Aussi, la prescription quinquennale ne peut être interrompue que par la demande en justice, la reconnaissance de la dette par le débiteur, une mesure conservatoire prise en application du code des procédures civiles d’exécution ou un acte d’exécution forcée.
En conséquence, ni le courrier du 28 janvier 2016 relatif à la demande remboursement à la société [1], dont l’envoi à l’employeur n’est au demeurant aucunement justifié, ni l’envoi du courrier recommandé du 22 septembre 2020 détaillant le montant des prestations payées par la caisse n’ont valablement interrompu le délai de prescription, seule la demande en paiement en justice du 1er avril 2021 étant de nature à interrompre le délai de prescription.
Or, à cette date, la prescription quinquennale de cette sanction était déjà acquise.
Il s’ensuit que la sanction prononcée par la caisse à l’égard de la société [1] est prescrite depuis le 13 novembre 2020. Le jugement entrepris doit être infirmé et la demande en paiement de la somme de 54327,48 euros formulée par la caisse sera déclarée irrecevable.
L’infirmation du jugement implique nécessairement la restitution par la caisse de la somme de 2 449,92 euros à la société [1]. La caisse sera donc condamnée en ce sens.

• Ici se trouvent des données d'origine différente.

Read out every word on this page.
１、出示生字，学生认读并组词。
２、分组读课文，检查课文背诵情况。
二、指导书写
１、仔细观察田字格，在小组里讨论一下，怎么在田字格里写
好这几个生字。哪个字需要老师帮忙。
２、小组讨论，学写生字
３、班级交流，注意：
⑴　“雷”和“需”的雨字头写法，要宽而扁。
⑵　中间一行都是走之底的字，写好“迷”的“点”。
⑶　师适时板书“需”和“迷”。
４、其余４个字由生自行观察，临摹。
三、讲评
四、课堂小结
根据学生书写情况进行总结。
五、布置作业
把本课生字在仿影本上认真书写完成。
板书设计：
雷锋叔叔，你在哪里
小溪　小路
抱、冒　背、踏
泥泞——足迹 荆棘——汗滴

La caisse primaire d’assurance maladie du Var, qui succombe, doit être condamnée aux dépens.
Ni l’équité ni la situation respective des parties ne justifiant l’application des dispositions de l’article 700 du code de procédure civile, les demandes formées de ce chef seront rejetées.
PAR CES MOTIFS
Infirme le jugement en ses dispositions soumises à la cour,
Statuant à nouveau des chefs infirmés et y ajoutant,
Déclare irrecevable comme prescrite la demande en paiement de la somme de 54 327,48 euros formulée par la caisse primaire d’assurance maladie du Var à l’encontre de la SASU [1],
Dit que la caisse primaire d’assurance maladie du Var devra rembourser la somme de 2 449,92 euros à la SASU [1],
Déboute la caisse primaire d’assurance maladie du Var et la SASU [1] de leurs demandes au titre de l’article 700 du code de procédure civile,
Condamne la caisse primaire d’assurance maladie du Var aux dépens d’appel.